Белые капли скатываются, опускаются все ниже и ниже, доходя до своего предела. На черной воде остаются прозрачные круги, отражающиеся в невесомости, доходящие до без сознания. Одинокая точка света срывается и уже ничего не остается, вокруг да всюду звуки белых клавиш.
Обшарпанные серые стены, одинокое окно, выходящее куда-то вдаль, за пределы мира, и один лишь старый диван. За стенками света и тьмы, остается только ждать, когда прозвучат звуки, пробивающие эту грань. Тонкое стекло не выдерживает этой кучи пыли и ломается снова и снова, пытаясь найти идеал, но за ним еще слои, и возводится снова и снова.
Грязный комочек в углу, сжавшись и смотря в никуда, не видя и не пытаясь выйти за грани вокруг. На тонких плечах остается лишь осадок былых стекол. Ломаясь, когда ломать-то уже и нечего, оставляя за собой следы не видные, да и не нужные. Держа в руках лишь остатки, спасающие душу, оставляющие лишь порезы, маленький датчик тепла, не содержащий, по сути, и души-то ничьей. И тянутся лишь белые провода, соединяющие окружение чье-то.
Скомканные где-то простыни с остатками, с отпечатками и лишь что-то красное виднеется. Душа? Иль чья мазня, накрещенная на чуть-чуть? И в воде ножи, пронзающие то, чего и не было, откуда же взялось тогда? На серых буднях, виднеющихся дней, жизнь чья-то продана, иль отдана. Она… была? На черных красках рисовать цвета, и покорять кого-то бесцветными кругами в неких звуках. На белых простынях следы, рисующие черной краской люди, пытающиеся пронзить, иль покорить кого-то, кто даже не знаком.
Сжать пальцами, в проводнике души еще осталось что-то. Зачем нам ждать? На белых красках ничего не видно, как рисовать? В пронзающих ножах печаль отражена, пытающихся скрыть ее - на жизнь обречена. И в черных венах протечет струя, и лишь глаза, смотрящие вперед, но в никуда. На стареньком диване, сквозь грани, пройдя всю невесомость, на плечи упадет хоть что-то и осветит остатки пыли от былых стекол. Лишь золотые лучики, нескромно заявившиеся в жизнь, осветят проводник души, да провода на тоненьких руках, лежащие который час. Иль день? На маленьком пространстве пустоты.
Но кто-то ожил, глаза смотрящие вперед лишь вскользь за что-то уцепились. Проскальзывать так каждый день, надеясь разглядеть за этой гранью все цвета, но падать вниз, срываясь со скалы, и проводник души дает хоть часть для жизни, чтоб прожить вот так еще хоть день, смотря вперед, не видя ничего. И серые глаза уцепятся за фото, стоявшее, казалось, там каждый миг, на белых стенках и между гранью и цветами. Другая грань, но более живая, чем жизнь с цветами. И в серых красках расписана, казалось бы, она мертва, но там была ведь жизнь, играющая бликами вокруг.

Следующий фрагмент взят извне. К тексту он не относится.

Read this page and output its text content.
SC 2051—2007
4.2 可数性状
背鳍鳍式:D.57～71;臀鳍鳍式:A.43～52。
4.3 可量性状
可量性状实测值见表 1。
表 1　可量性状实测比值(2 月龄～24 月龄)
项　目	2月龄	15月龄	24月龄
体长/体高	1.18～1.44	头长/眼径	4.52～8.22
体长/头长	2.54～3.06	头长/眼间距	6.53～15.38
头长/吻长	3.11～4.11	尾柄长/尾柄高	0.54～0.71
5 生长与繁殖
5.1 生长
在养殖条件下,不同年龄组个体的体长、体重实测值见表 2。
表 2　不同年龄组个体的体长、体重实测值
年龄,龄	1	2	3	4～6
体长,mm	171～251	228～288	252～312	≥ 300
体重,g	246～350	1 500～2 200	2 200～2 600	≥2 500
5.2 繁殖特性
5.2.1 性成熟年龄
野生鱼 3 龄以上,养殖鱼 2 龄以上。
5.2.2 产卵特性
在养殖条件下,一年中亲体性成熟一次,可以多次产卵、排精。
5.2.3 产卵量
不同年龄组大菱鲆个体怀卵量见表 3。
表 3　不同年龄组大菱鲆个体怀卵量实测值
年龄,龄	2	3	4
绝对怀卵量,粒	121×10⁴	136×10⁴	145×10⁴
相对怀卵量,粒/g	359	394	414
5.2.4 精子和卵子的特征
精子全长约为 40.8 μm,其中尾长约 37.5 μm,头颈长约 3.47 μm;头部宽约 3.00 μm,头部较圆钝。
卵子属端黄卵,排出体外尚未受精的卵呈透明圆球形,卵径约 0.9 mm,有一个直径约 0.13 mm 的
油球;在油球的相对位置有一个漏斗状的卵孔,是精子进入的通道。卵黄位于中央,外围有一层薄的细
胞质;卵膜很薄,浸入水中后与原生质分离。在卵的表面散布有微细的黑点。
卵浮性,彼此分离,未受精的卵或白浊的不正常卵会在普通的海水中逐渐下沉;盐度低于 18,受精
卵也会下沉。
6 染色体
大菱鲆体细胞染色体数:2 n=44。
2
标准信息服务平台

Впервые оторвавшись и вынырнув из черной жидкости, в забытии лишь рамку взять. На старом фото отражена лишь чем-то блещущая жизнь, но, кажется, живее всех живых, и хоть все краски выцвели уже, на фото нет лишь красных и черных пятен, на нем другое что-то, на грани между гранью и цветами. И музыка в ушах звенит, побуждая жить.
Несмелый взгляд наверх, взглянуть в его глаза и лишь кивнуть, набравшись смелости. Закрыть руками, подойти и, наклонившись, лишь поцеловать. Оставить след на теле и неуверенно взглянуть, и покраснеть, но страх преодолеть. Усевшись рядом, приобнять и дотянуться, руками в волосы зарывшись. А руки вновь соединить, лишь что-то обещая. И никогда не уходить.
Глаза открыть, ресницы черные немного приоткрыть, увидеть впереди лишь пустоту, но наобум шагнуть, чтобы пропасть опять в тени. Каштан лучом озолотить любой бы смог, но оживить удастся ли? Навряд ли. Теперь уж даже отражаться нечему. На серых стенах следов… их даже нет. Что оставлять, если мы и в сказки-то не верим? На белых простынях лишь след чего-то красного, а мы его не в силах даже отразить. На красном дереве оставить белый след, обозначая красками невидными на бледном полотне прозрачный след.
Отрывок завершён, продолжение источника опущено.